Background: Successful pancreatic islet transplantation (PIT) has resulted in several transplant centers wanting to start PIT programs. PIT remains experimental and must be performed safely for its continued use. We describe the radiographic techniques used at our center and their results.
Methods: Between January 17, 2002, and December 16, 2002, 17 percutaneous transhepatic PITs were performed by two interventional radiologists. Ultrasound localization of and guidance to the portal vein (PV) were used. Portosplenography confirmed the position of the PV islet infusion catheter, and PV pressure was documented before, during, and at the completion of PIT. To prevent PV thrombosis, heparin (17.5 U/kg) through the PV infusion catheter and subcutaneous enoxaparin (Lovenox, Aventis Pharmaceuticals, Parsippany, NJ) were administered after PIT. At the completion of PIT, thrombin-saturated Gelfoam (Johnson and Johnson, Summerville, NJ) was embolized into the hepatic parenchymal tract.
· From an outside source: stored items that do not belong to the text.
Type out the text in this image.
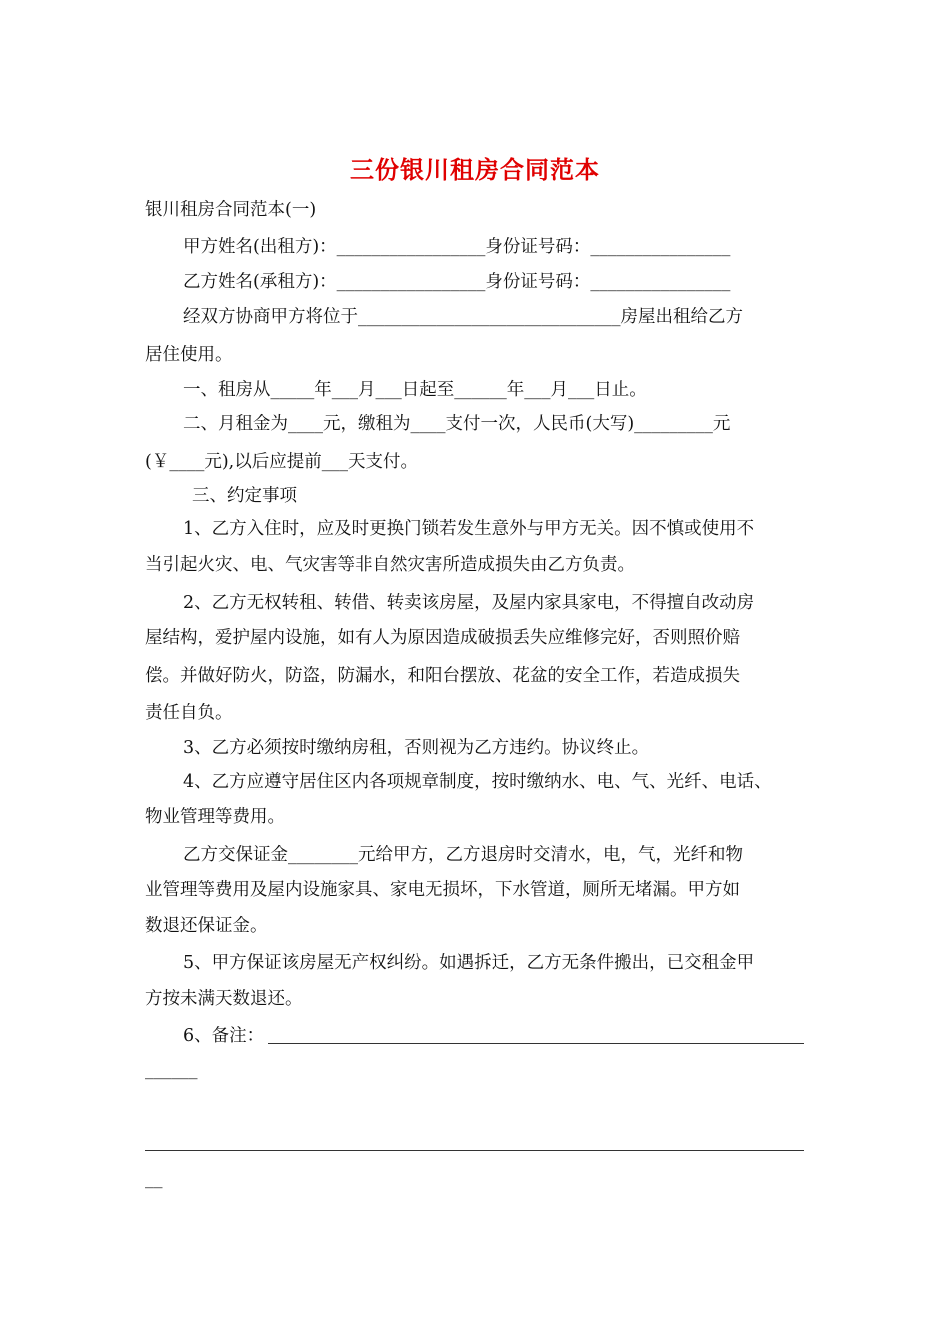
三份银川租房合同范本
银川租房合同范本(一)
甲方姓名(出租方)：_________________身份证号码：________________
乙方姓名(承租方)：_________________身份证号码：________________
经双方协商甲方将位于______________________________房屋出租给乙方
居住使用。
一、租房从_____年___月___日起至______年___月___日止。
二、月租金为____元，缴租为____支付一次，人民币(大写)_________元
(￥____元),以后应提前___天支付。
三、约定事项
1、乙方入住时，应及时更换门锁若发生意外与甲方无关。因不慎或使用不
当引起火灾、电、气灾害等非自然灾害所造成损失由乙方负责。
2、乙方无权转租、转借、转卖该房屋，及屋内家具家电，不得擅自改动房
屋结构，爱护屋内设施，如有人为原因造成破损丢失应维修完好，否则照价赔
偿。并做好防火，防盗，防漏水，和阳台摆放、花盆的安全工作，若造成损失
责任自负。
3、乙方必须按时缴纳房租，否则视为乙方违约。协议终止。
4、乙方应遵守居住区内各项规章制度，按时缴纳水、电、气、光纤、电话、
物业管理等费用。
乙方交保证金________元给甲方，乙方退房时交清水，电，气，光纤和物
业管理等费用及屋内设施家具、家电无损坏，下水管道，厕所无堵漏。甲方如
数退还保证金。
5、甲方保证该房屋无产权纠纷。如遇拆迁，乙方无条件搬出，已交租金甲
方按未满天数退还。
6、备注：
______
__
Results: Percutaneous PV access was achieved in all cases (median number of seeker needle passes=2, range: 1-6), and PIT was performed. In no case was any extrahepatic organ punctured, and sustained PV hypertension was not seen. No patient required transfusion, and it was documented by Doppler ultrasonography that PV thrombosis did not result from PIT. In addition, intraparenchymal and intraabdominal bleeding did not complicate any PIT; 71% and 59% of the patients experienced moderate posttransplant abdominal pain and nausea, respectively. All patients demonstrated a self-limited, asymptomatic posttransplant transaminitis.
Conclusions: We believe that PIT should be performed by a small number of experienced interventional radiologists using ultrasound guidance and posttransplant embolization of the hepatic parenchymal tract.